On the one hand, politicians cutting across party lines take great pride in proclaiming a nation. They are well aware that this industry contributes substantial amounts to the exchequer of the central and state governments, by way of income, customs, excise, and entertainment taxes. They are also well aware that the film industry provides employment to millions of people in Bollywood, Mollywood (Madras) and in thousands of large and small towns across the country where distributors, cinema owners, and the like hire armies of clerks, ushers, snack vendors, and others to keep the reels of movie production running.

Yet, for the past five decades, the world's largest film industry which cranks out more movie than Hollywood every year, has not been accorded formal recognition as an industry. The consequence of this amazing act of neglect and/or deliberate omission is that banks and financial institutions, largely owned by the government, are not permitted to lend money -- even as working capital -- to the movie manufacturing industry. And it is typical of the schizophrenia which characterises Soviet-style central planning adopted by post-Independence India that the Union and state governments and their tax-collection agencies have turned a blind eye to the sources of finance of the world's largest film industry.

At zero ground level and in the real world of industry and commerce, it has always been an open secret that the primary source of funds for the film industry has been the shadowy crime syndicates of Bombay and other metros. These syndicates began as modest gangs of smugglers and prospered thanks to the ridiculously high and conveniently leaky tariff walls erected by the mandarins of the Union finance ministry to protect Indian industry from foreign competition. Since then, these gangs have very profitably diversified into gold smuggling, narcotics, gun-running, illicit liquor, prostitution, and protection rackets. And now their leaders are fast entrenching themselves in the nation's institutions of political governance.

In retrospect, the growth of India's film industry is astonishing given the privations to which it has been subjected. Typically, an Indian feature film is produced in bits and pieces depending upon the flow of funds to the producer. The initial reels usually featuring a song and dance sequence, are shot with money raised from crime syndicates or the producer's own funds. These reels are then exhibited to territorial distributors who buy the rights to purchase an agreed number of prints to exhibit the movie (when finished) in their territories. After having collected these advances the producer completes the shooting and editing of the feature film. Top-up finance, if required, is once again provided by the crime syndicates. Little wonder most Indian films lack credible story-lines, continuity, and are of poor quality.

The denial of institutional finance to the film industry is probably rooted in impractical puritanical notions which leftists and socialists harbour within their dictatorial psyches. Instead of letting bank managements decide their own lending priorities, the nation's banks have been driven to the edge of bankruptcy by government-directed lending. Socialists are invariably too business illiterate to grasp the reality that a well-developed film industry has great educational potential and can help to usher in modernisation ideals into developing societies.
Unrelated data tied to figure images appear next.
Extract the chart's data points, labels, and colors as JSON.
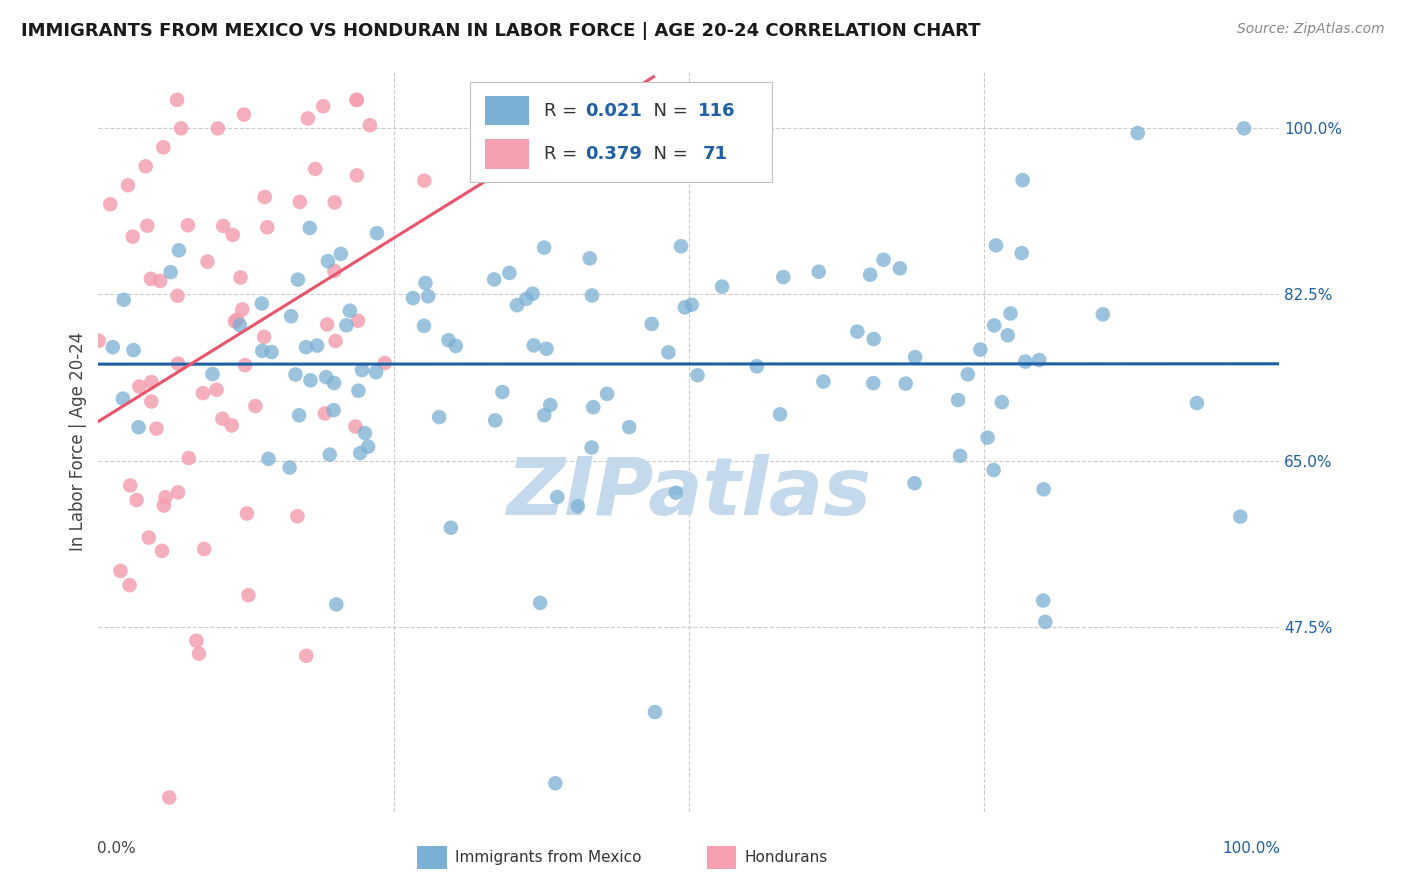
{
  "title": "IMMIGRANTS FROM MEXICO VS HONDURAN IN LABOR FORCE | AGE 20-24 CORRELATION CHART",
  "source": "Source: ZipAtlas.com",
  "ylabel": "In Labor Force | Age 20-24",
  "ytick_labels": [
    "47.5%",
    "65.0%",
    "82.5%",
    "100.0%"
  ],
  "ytick_values": [
    0.475,
    0.65,
    0.825,
    1.0
  ],
  "xlim": [
    0.0,
    1.0
  ],
  "ylim": [
    0.28,
    1.06
  ],
  "mexico_R": 0.021,
  "mexico_N": 116,
  "honduran_R": 0.379,
  "honduran_N": 71,
  "mexico_color": "#7bafd4",
  "honduran_color": "#f4a0b0",
  "mexico_trend_color": "#1f5fa6",
  "honduran_trend_color": "#e8546a",
  "background_color": "#ffffff",
  "watermark": "ZIPatlas",
  "watermark_color": "#c5d9ed",
  "legend_box_color": "#e8e8e8",
  "title_fontsize": 13,
  "source_fontsize": 10,
  "ytick_fontsize": 11,
  "legend_fontsize": 13
}
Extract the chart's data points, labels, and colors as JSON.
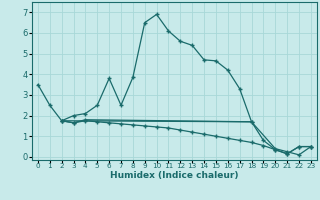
{
  "xlabel": "Humidex (Indice chaleur)",
  "bg_color": "#c8eaea",
  "grid_color": "#a8d8d8",
  "line_color": "#1a6b6b",
  "xlim": [
    -0.5,
    23.5
  ],
  "ylim": [
    -0.15,
    7.5
  ],
  "xticks": [
    0,
    1,
    2,
    3,
    4,
    5,
    6,
    7,
    8,
    9,
    10,
    11,
    12,
    13,
    14,
    15,
    16,
    17,
    18,
    19,
    20,
    21,
    22,
    23
  ],
  "yticks": [
    0,
    1,
    2,
    3,
    4,
    5,
    6,
    7
  ],
  "series1_x": [
    0,
    1,
    2,
    3,
    4,
    5,
    6,
    7,
    8,
    9,
    10,
    11,
    12,
    13,
    14,
    15,
    16,
    17,
    18,
    19,
    20,
    21,
    22,
    23
  ],
  "series1_y": [
    3.5,
    2.5,
    1.75,
    2.0,
    2.1,
    2.5,
    3.8,
    2.5,
    3.85,
    6.5,
    6.9,
    6.1,
    5.6,
    5.4,
    4.7,
    4.65,
    4.2,
    3.3,
    1.7,
    0.8,
    0.35,
    0.15,
    0.5,
    0.5
  ],
  "series2_x": [
    2,
    3,
    4,
    5,
    6,
    7,
    8,
    9,
    10,
    11,
    12,
    13,
    14,
    15,
    16,
    17,
    18,
    19,
    20,
    21,
    22,
    23
  ],
  "series2_y": [
    1.75,
    1.65,
    1.75,
    1.7,
    1.65,
    1.6,
    1.55,
    1.5,
    1.45,
    1.4,
    1.3,
    1.2,
    1.1,
    1.0,
    0.9,
    0.8,
    0.7,
    0.55,
    0.35,
    0.15,
    0.5,
    0.5
  ],
  "series3_x": [
    2,
    3,
    4,
    18,
    20,
    21,
    22,
    23
  ],
  "series3_y": [
    1.75,
    1.65,
    1.8,
    1.7,
    0.4,
    0.25,
    0.1,
    0.5
  ],
  "flat_line_x": [
    2,
    18
  ],
  "flat_line_y": [
    1.75,
    1.7
  ]
}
Indeed, despite the generally abysmal quality of mainstream Indian cinema, it is arguable that the film industry has done more to promote communal harmony and national consciousness than all the lectures of the entire political class. Nor are the politicians and bureaucrats in New Delhi or the state capitals likely to derive any mileage from the fact that the well-organised American films and entertainment industry is the second largest export revenue earning industry of the USA.

The plain truth behind the spate of murders and extortion threats which have created panic in India's film industry is that by denying it institutional finance, the nation's politicians and bureaucrats have driven the film industry into the deadly embrace of organised crime. In the process, not only have they stifled the growth impulses of this high-potential industry by have also denied the nation's bad debts ridden banks and institutions a profitable business opportunity. Such are the wages of 50 years of business-illiterate socialism.